Weak Aussie dollar post big new tax proposal
All data from Oanda.com
It is obvious that the reason for this greater Australian weakness is the Governments new Rudd-Swan-Henry so called Super profits tax on our resource sector, announced on 3rd May. The Aussie has fallen twice as far as the other currencies in the last three weeks. So keep these facts in mind when you hear Government lies promoting how great their new tax is. The other currencies are Canadian, New Zealand, South Africa, Indonesia.

4 thoughts on “#3 Harming the Australian economy 101”

  1. Warwick,

    To make matters worse, Ross Garnault is supporting Henry’s idea that EL’s should be granted by a competitive tendering process.

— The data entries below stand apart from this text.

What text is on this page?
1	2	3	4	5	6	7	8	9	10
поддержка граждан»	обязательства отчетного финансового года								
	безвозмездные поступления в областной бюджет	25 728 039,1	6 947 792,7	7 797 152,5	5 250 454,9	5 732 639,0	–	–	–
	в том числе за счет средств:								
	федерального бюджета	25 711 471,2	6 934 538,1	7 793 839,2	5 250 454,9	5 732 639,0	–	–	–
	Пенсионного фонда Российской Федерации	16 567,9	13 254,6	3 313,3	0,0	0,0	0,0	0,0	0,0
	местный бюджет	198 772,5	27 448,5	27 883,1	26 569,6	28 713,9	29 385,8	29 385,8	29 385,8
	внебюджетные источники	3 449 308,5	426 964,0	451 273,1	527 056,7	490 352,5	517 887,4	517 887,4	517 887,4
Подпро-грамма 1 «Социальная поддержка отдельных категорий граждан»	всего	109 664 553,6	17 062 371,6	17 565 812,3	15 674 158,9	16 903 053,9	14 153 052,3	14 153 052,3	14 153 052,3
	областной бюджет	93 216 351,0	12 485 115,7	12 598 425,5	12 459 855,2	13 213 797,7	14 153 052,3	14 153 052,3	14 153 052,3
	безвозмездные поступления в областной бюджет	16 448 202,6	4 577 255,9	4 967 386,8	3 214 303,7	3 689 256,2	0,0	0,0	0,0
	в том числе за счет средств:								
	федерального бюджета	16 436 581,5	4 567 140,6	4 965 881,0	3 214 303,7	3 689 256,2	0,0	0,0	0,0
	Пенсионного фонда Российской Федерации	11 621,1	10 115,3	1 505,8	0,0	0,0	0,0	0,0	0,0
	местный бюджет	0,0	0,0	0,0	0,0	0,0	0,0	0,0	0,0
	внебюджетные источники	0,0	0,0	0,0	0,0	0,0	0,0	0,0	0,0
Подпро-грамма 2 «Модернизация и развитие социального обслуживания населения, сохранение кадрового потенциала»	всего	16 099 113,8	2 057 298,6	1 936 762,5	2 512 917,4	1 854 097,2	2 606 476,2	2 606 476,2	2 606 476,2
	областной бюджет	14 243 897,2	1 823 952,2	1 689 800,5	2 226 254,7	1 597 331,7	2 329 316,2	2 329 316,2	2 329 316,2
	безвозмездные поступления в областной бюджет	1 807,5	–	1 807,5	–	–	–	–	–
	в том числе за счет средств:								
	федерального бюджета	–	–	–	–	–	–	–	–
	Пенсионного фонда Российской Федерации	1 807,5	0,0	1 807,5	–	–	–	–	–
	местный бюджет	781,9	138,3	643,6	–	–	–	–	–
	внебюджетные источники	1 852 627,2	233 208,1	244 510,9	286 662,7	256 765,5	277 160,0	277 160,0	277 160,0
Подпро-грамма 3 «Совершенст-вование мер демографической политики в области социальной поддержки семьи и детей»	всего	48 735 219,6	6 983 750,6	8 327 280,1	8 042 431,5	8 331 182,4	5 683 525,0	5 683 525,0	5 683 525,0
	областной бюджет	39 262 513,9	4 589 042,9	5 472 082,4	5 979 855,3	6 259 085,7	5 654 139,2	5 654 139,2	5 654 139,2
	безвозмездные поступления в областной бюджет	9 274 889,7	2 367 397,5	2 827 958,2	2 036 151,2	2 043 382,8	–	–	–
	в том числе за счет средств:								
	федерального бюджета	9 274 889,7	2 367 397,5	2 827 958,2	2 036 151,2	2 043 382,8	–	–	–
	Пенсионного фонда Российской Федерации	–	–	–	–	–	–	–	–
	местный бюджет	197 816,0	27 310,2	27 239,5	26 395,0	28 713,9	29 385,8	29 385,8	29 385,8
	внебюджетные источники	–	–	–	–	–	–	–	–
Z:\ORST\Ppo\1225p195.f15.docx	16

    One way of gaining control of a company is to inflate the currency to engineer a boom, create bust, (you know when to move out of the market), then buy in the companies that have gone belly up.

    I wonder whether Rudd et al are bankrupting OZ, creating an enormous debt, attacking the miners for their “super profits”, (the punters seem to agree with this policy), and then take them over in a clayton’s fashion by grabbing a larger share of the profits.

    What irritates me is the few if any of the economic commentators, let alone the industry, are focussing on the plight of the individual shareholders whose dividends become reduced as a result of a super profits tax.

    I also understand from acquainances that Ken Henry whilst an undergraduate at Melbourne was a communist. I wonder if he has changed into a water melon.

  2. I should have added, grab the miners profits into order to pay the debt they created in the first place. Cunning way of reallocating resources and wealth.

  3. An American Investor on Bloomberg called the Super Profits Tax “idiotic”, compared Rudd to Chavez and said that the Government had NATIONALISED the miners. Bit over the top?
    The ABCs Economics Correspondent appears to agree – about NATIONALISING that is.

    it’s not actually a tax. What Ken Henry is proposing is essentially a joint venture between the government on behalf of the Australian people who own the resources and mining companies, where the government in effect takes a 40 per cent stake in any new mining…
    So, Twiggy Forrest is right in a sense: it’s a part nationalisation.